After Issue 9 victory, next generation of leaders need to stay involved

This past Thursday evening more than 40 people crowded themselves in a meeting room at the Over-the-Rhine Chamber of Commerce. The group was a diverse collection of individuals who had gathered for one purpose: to address safety concerns in the Main Street/Mulberry Street/McMicken Street area of Over-the-Rhine. The three policemen and chamber members in attendance could not believe the turnout, and mentioned their pleasant state of surprise several times.

Safety sector meetings like this are held regularly throughout the historic Over-the-Rhine neighborhood as engaged members of the community look to find out how they can continue to improve their neighborhood.  At this particular meeting, the majority of the people in attendance were under the age of 35. The common thread, beyond age, was that they were members of the community, either living in or around the Over-the-Rhine neighborhood, who wanted to help make a difference.

The momentous build-up and defeat of Issue 9, the anti-passenger rail amendment, in last year’s local election sparked a wildfire of community activism not seen in this area for some time.

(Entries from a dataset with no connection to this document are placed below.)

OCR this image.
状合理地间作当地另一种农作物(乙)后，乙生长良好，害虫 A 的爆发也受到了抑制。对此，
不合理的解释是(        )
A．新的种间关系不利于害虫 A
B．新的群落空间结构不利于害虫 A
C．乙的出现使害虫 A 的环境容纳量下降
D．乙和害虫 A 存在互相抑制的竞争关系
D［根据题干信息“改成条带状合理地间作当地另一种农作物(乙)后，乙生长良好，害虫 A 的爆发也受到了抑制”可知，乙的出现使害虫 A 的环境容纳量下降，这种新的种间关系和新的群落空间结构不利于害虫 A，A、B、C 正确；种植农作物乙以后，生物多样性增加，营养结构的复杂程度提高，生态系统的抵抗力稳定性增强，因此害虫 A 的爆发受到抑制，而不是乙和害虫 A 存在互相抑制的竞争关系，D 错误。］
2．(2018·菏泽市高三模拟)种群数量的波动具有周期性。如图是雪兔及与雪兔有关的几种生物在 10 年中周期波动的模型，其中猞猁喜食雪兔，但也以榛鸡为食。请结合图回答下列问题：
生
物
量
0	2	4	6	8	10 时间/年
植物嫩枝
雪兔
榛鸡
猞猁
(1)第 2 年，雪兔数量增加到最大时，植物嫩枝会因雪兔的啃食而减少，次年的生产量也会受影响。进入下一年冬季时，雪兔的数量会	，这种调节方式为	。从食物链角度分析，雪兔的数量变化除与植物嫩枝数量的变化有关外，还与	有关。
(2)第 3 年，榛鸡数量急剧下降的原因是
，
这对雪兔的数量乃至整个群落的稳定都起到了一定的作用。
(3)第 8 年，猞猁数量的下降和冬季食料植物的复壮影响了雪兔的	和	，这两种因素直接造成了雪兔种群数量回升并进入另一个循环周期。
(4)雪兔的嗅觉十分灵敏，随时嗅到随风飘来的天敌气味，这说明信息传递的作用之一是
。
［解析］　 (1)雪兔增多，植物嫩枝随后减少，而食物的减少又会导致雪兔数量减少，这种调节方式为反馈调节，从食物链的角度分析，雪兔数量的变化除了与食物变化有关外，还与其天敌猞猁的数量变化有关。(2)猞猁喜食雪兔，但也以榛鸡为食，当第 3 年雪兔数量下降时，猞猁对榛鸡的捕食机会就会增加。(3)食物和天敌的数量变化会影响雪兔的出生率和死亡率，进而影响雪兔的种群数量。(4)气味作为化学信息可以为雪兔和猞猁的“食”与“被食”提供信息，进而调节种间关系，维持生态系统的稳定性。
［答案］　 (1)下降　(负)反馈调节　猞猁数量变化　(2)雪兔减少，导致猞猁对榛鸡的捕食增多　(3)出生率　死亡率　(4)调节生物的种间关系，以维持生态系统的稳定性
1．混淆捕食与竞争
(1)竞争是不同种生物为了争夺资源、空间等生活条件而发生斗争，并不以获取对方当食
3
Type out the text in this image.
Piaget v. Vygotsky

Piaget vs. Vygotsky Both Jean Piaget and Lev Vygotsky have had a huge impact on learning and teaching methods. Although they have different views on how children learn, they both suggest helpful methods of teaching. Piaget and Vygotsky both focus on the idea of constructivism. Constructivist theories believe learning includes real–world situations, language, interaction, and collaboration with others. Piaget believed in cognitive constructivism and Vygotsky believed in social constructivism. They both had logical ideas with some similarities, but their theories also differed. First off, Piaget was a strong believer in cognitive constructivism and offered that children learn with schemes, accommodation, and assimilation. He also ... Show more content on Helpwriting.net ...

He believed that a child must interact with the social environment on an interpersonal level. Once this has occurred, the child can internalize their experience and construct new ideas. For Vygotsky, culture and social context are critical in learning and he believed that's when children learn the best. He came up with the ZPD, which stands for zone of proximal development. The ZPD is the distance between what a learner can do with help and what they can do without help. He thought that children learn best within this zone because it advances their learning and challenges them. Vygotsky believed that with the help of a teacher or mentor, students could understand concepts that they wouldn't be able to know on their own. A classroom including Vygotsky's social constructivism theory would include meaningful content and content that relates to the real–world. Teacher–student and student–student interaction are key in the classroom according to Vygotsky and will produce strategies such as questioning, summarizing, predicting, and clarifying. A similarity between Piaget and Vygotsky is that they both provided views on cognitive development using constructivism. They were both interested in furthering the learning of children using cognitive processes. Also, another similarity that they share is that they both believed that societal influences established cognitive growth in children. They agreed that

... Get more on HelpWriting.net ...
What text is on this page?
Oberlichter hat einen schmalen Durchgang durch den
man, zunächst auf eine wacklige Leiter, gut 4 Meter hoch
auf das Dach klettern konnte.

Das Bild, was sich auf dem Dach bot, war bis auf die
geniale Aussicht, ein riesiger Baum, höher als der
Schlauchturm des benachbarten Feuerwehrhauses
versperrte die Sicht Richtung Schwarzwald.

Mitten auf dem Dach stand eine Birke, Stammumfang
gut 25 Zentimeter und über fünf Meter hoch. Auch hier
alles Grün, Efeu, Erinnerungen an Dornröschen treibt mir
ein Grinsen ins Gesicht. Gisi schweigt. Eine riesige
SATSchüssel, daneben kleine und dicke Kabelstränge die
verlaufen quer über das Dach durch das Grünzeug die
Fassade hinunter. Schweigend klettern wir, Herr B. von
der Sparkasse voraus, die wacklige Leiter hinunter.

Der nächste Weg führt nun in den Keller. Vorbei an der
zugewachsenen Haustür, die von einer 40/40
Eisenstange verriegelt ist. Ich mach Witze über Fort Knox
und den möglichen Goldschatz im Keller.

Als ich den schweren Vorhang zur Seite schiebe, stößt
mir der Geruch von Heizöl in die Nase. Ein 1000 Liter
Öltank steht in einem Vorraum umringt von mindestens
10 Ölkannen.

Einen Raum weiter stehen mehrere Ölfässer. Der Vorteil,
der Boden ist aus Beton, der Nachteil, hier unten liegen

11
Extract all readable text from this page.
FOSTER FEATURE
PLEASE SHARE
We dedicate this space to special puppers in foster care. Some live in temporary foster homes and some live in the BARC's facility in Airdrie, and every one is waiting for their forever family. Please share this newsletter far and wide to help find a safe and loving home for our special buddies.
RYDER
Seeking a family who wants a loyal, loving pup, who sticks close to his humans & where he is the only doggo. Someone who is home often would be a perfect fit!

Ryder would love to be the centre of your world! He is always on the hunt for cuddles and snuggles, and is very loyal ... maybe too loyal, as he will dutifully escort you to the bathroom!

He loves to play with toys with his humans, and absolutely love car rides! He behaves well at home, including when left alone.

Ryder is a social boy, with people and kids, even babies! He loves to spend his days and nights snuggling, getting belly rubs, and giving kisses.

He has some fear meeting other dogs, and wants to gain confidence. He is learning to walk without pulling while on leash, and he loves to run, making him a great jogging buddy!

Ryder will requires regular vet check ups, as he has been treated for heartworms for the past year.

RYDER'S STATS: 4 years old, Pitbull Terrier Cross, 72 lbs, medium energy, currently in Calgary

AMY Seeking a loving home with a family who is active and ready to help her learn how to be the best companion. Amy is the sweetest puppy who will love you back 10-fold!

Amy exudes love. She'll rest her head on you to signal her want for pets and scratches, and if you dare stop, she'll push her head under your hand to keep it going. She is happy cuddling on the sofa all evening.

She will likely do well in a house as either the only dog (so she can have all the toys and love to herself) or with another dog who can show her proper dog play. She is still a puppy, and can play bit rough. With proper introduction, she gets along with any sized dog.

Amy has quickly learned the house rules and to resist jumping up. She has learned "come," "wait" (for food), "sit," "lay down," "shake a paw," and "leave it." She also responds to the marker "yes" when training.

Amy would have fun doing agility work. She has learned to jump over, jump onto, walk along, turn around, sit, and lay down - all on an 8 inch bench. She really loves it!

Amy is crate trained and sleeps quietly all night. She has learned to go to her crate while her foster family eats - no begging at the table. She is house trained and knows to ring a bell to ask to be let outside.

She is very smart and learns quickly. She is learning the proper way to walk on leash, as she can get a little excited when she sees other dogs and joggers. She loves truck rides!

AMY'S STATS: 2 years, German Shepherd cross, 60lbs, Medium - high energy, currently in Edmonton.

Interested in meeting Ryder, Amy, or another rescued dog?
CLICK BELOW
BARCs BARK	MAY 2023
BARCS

For the first time in my relatively young life, I became totally and thoroughly passionate about doing all I could to inform and educate others about the importance of rail transit in Cincinnati. It felt pretty good to be involved in a cause I believed in, and a strong bond was formed between those who spent their time rallying to defeat Issue 9.

Fast forward to today, and there is no doubt that the Cincinnati Streetcar will be built, and the 3C Rail Corridor plan is moving ahead thanks to our efforts to defeat the anti-passenger rail amendment.  With these goals accomplished, many of us now must figure out what to do with all this energy, enthusiasm and excitement we have for the urban core.

I challenge you to get involved in your community.

There are countless ways to give your time and effort to strengthen and build your respective neighborhood. From participating in community councils to volunteering to serve with neighborhood groups, getting involved in your community not only builds up the place where you live, but it creates bonds between neighbors and truly builds a sense of camaraderie and sense of place.  For too long, too many have chosen to close their doors and picket fences.   Electing instead to stay inside a safe, often isolated, bubble of Anytown suburbia.  The results have turned neighbors into strangers in cases where it should be anything but.

It is not just Over-the-Rhine that calls for your involvement. There are 52 neighborhoods within the City of Cincinnati, and many more throughout the region, that all have needs, goals, and a heavily established “old guard” that is eventually going to want to retire. The time is now for this generation to become actively involved so that the torch of community responsibility can be passed to us.

As I looked around the room on Thursday evening I was surprised to see that I knew at least a third of the people in attendance. They are not just my friends. They are my neighbors, my community. And we are ready and excited to invest in our area, strengthening Cincinnati and making it an even better place to live.

We Love Cincinnati

  • Thanks for this piece Jenny. Well said. In the end, ‘community’ is the ultimate competitive edge for urbanism as the built environment found in our urban cores allows for community cohesion and brings people together in ways that suburban counterparts simply cannot achieve.

  • That really is an amazing turnout.

  • Thanks so much Jenny for articulating what is in the hearts and minds of us all in OTR! It’s absolutely amazing when such a diverse group of people come together to make positive change in our City! The Over-the-Rhine Chamber looks forward to working with everyone as we continue on our journey to revitalize our urban core!